Um segundo evento e anterior foi o reconhecimento da sociedade burguesa de que “a riqueza de uma nação depend[ia], em primeiro lugar, de uma população numerosa” (BADINTER, 1991, p. 23). Diante da necessidade de reduzir a mortalidade infantil e de

aumentar a população, as mulheres, incentivadas pelos maridos, mas também por “filantropos, médicos, padres, moralistas e pedagogos” assumem a responsabilidade pelos filhos e a função exclusiva de “esposas e mães admiráveis”. O papel de mulheres respeitáveis, esposas ternas, encerradas em seus lares, sem qualquer necessidade de instrução, é reforçado em seguida pela obra de Rousseau.

A casa, a família e a maternidade são lugares permeados pela influência capital da igreja. Conforme relata Giorgio (1991, p. 199-200), o movimento restaurador católico acolhe o modelo revolucionário francês da “mãe ‘nova’ que desenvolve e fortifica, primeiro no coração dos filhos, depois no dos homens, as virtudes sociais e individuais”, bem como o discurso científico. Este último passara a tratar a “fragilidade e sensibilidade” da mulher não apenas como aspecto corpóreo que a inferiorizava em relação ao homem, mas como aspecto positivo, que diferenciava a alma feminina. Segundo Giorgio,

Aos olhos dos católicos da Restauração a dialética entre a força e a fragilidade femininas revelada pela Revolução é um dos poucos méritos desse acontecimento. Aparece um novo sujeito social isento de paixões políticas, com sentimentos de tal modo cristãos que se torna perfeitamente exemplar.
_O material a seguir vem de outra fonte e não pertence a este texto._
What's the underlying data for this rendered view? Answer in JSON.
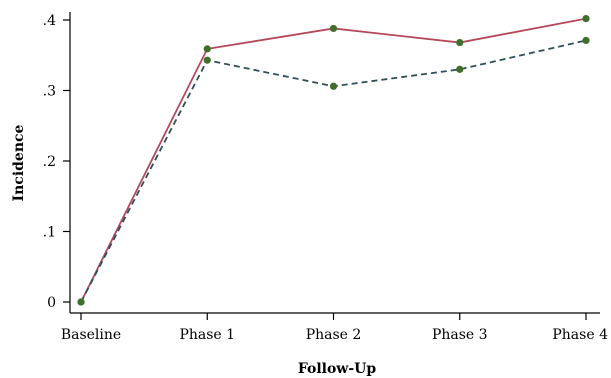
{
  "chart_data": {
    "type": "line",
    "title": "",
    "xlabel": "Follow-Up",
    "ylabel": "Incidence",
    "categories": [
      "Baseline",
      "Phase 1",
      "Phase 2",
      "Phase 3",
      "Phase 4"
    ],
    "yticks": [
      "0",
      ".1",
      ".2",
      ".3",
      ".4"
    ],
    "ylim": [
      0,
      0.4
    ],
    "grid": false,
    "series": [
      {
        "values": [
          0,
          0.359,
          0.388,
          0.368,
          0.402
        ],
        "color": "#b5495b",
        "style": "solid",
        "marker_color": "#3f6f2a"
      },
      {
        "values": [
          0,
          0.343,
          0.306,
          0.33,
          0.371
        ],
        "color": "#2f4f5a",
        "style": "dashed",
        "marker_color": "#3f6f2a"
      }
    ]
  }
}
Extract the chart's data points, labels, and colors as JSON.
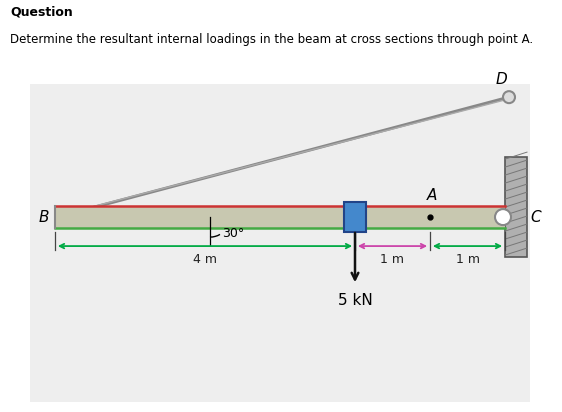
{
  "title_bold": "Question",
  "subtitle": "Determine the resultant internal loadings in the beam at cross sections through point A.",
  "bg_color": "#eeeeee",
  "beam_color": "#c8c8b0",
  "beam_border_top": "#cc3333",
  "beam_border_bot": "#44aa44",
  "wall_color": "#b0b0b0",
  "wall_hatch_color": "#777777",
  "cable_color": "#888888",
  "block_color": "#4488cc",
  "block_edge": "#224488",
  "force_arrow_color": "#111111",
  "dim_green_color": "#00aa44",
  "dim_pink_color": "#cc44aa",
  "dim_cyan_color": "#00aacc",
  "force_kN": "5 kN",
  "angle_label": "30°",
  "B_label": "B",
  "C_label": "C",
  "A_label": "A",
  "D_label": "D",
  "dim_4m": "4 m",
  "dim_1m_a": "1 m",
  "dim_1m_b": "1 m"
}
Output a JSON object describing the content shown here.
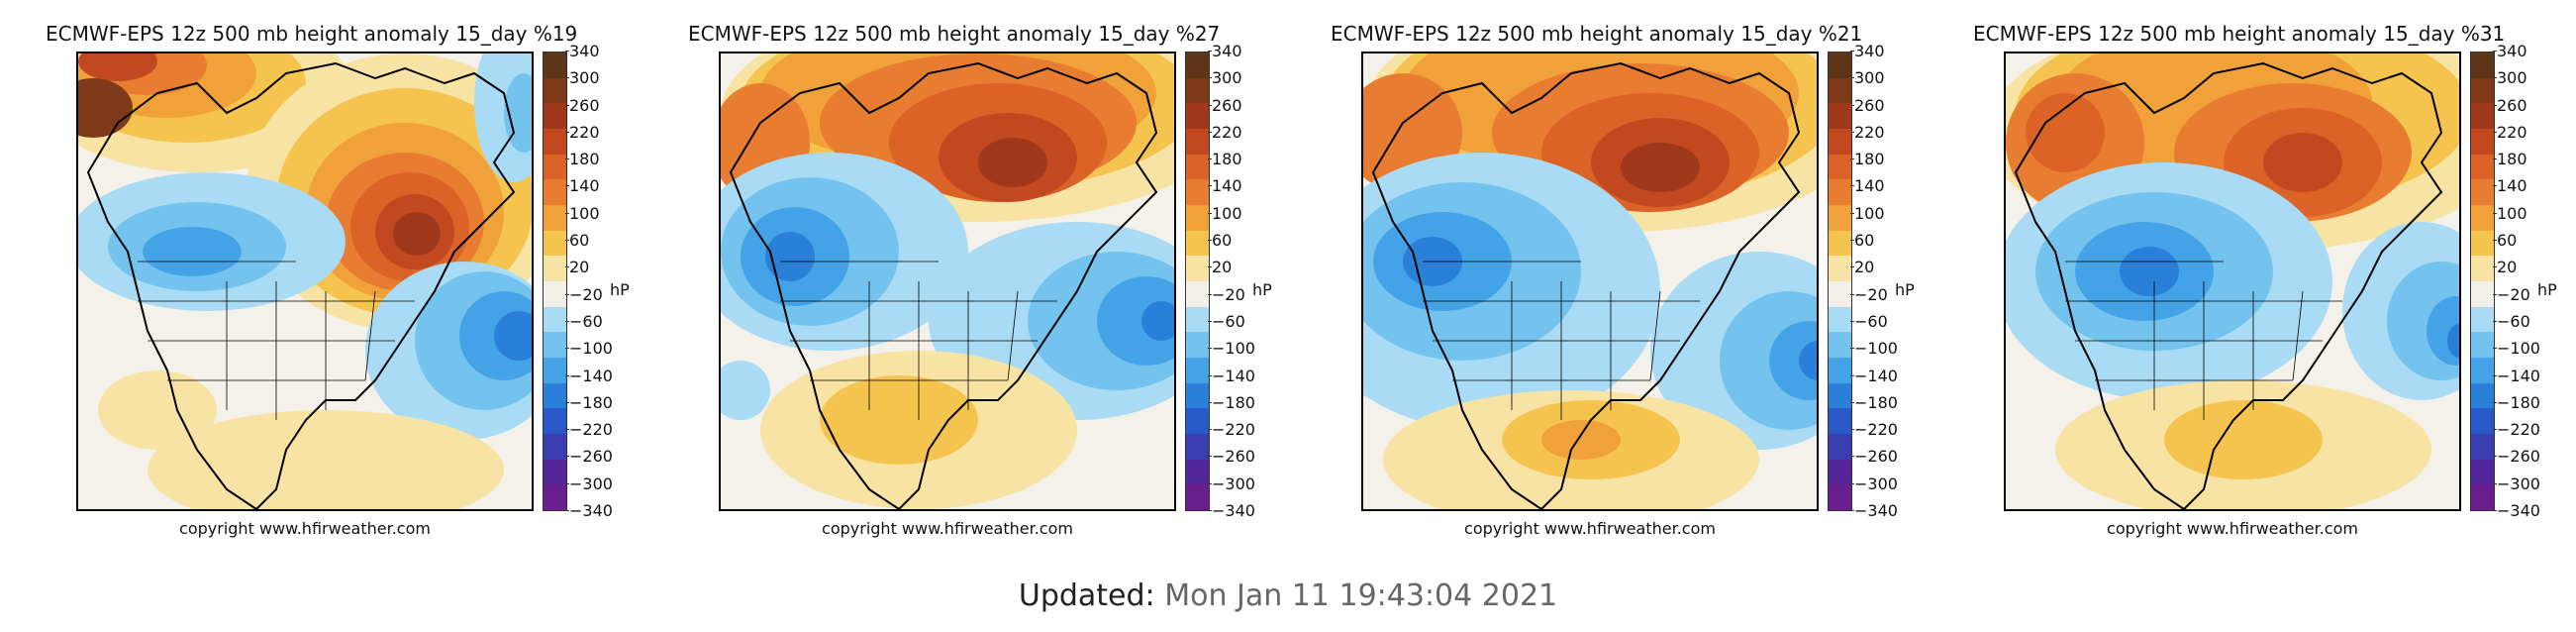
{
  "panels": [
    {
      "title": "ECMWF-EPS 12z 500 mb height anomaly 15_day %19",
      "copyright": "copyright www.hfirweather.com",
      "units": "hP"
    },
    {
      "title": "ECMWF-EPS 12z 500 mb height anomaly 15_day %27",
      "copyright": "copyright www.hfirweather.com",
      "units": "hP"
    },
    {
      "title": "ECMWF-EPS 12z 500 mb height anomaly 15_day %21",
      "copyright": "copyright www.hfirweather.com",
      "units": "hP"
    },
    {
      "title": "ECMWF-EPS 12z 500 mb height anomaly 15_day %31",
      "copyright": "copyright www.hfirweather.com",
      "units": "hP"
    }
  ],
  "colorbar": {
    "ticks": [
      "340",
      "300",
      "260",
      "220",
      "180",
      "140",
      "100",
      "60",
      "20",
      "−20",
      "−60",
      "−100",
      "−140",
      "−180",
      "−220",
      "−260",
      "−300",
      "−340"
    ],
    "colors": [
      "#5e3519",
      "#7e3a18",
      "#a0391b",
      "#c2481f",
      "#dc6328",
      "#e87d32",
      "#f0a13a",
      "#f5c44f",
      "#f7e3a3",
      "#f3f0ea",
      "#a9dcf4",
      "#74c3ee",
      "#44a3e6",
      "#2a7fd8",
      "#2a59c8",
      "#3a3eb0",
      "#55269a",
      "#6a1f8f"
    ]
  },
  "updated": {
    "label": "Updated:",
    "value": "Mon Jan 11 19:43:04 2021"
  }
}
A Itália, que no final do século XVIII não havia ainda se configurado nação, vê a igreja católica assumindo a responsabilidade pela difusão dos ideais de “esposa e mãe” e de padrões comportamentais unificados, tarefas que na França, por exemplo, foram em grande parte supridas pela literatura e pelos tradicionais manuais de comportamento que circulavam de maneira generalizada (GIORGIO, 1991, p. 201). Nesse processo, a mulher é transformada no principal sustentáculo do catolicismo.

A prática, no entanto, tem precedente. Jean Delumeau (1989, p. 320-322) discorre, por exemplo, sobre o papel desempenhado pelas ordens mendicantes (franciscanos, dominicanos, etc.) que vigoraram na Europa a partir do século XIII. É difícil mensurar a extraordinária importância adquirida por esta pregação, refere o autor, especialmente durante os movimentos de Reforma e Contra-Reforma. Seu estudo mostra, porém, que os sermões do período referem-se às mulheres como “seres predestinados ao mal” e aos homens como seres que precisam tomar providências em relação a este fato. Em resumo, cabe ao homem ocupar as mulheres com tarefas “sãs”, ou seja, varrer, lavar, peneirar, cuidar das crianças [...] As litanias, aponta o autor, também tiverem longa duração na Europa, exercendo, como os sermões, uma considerável função doutrinadora.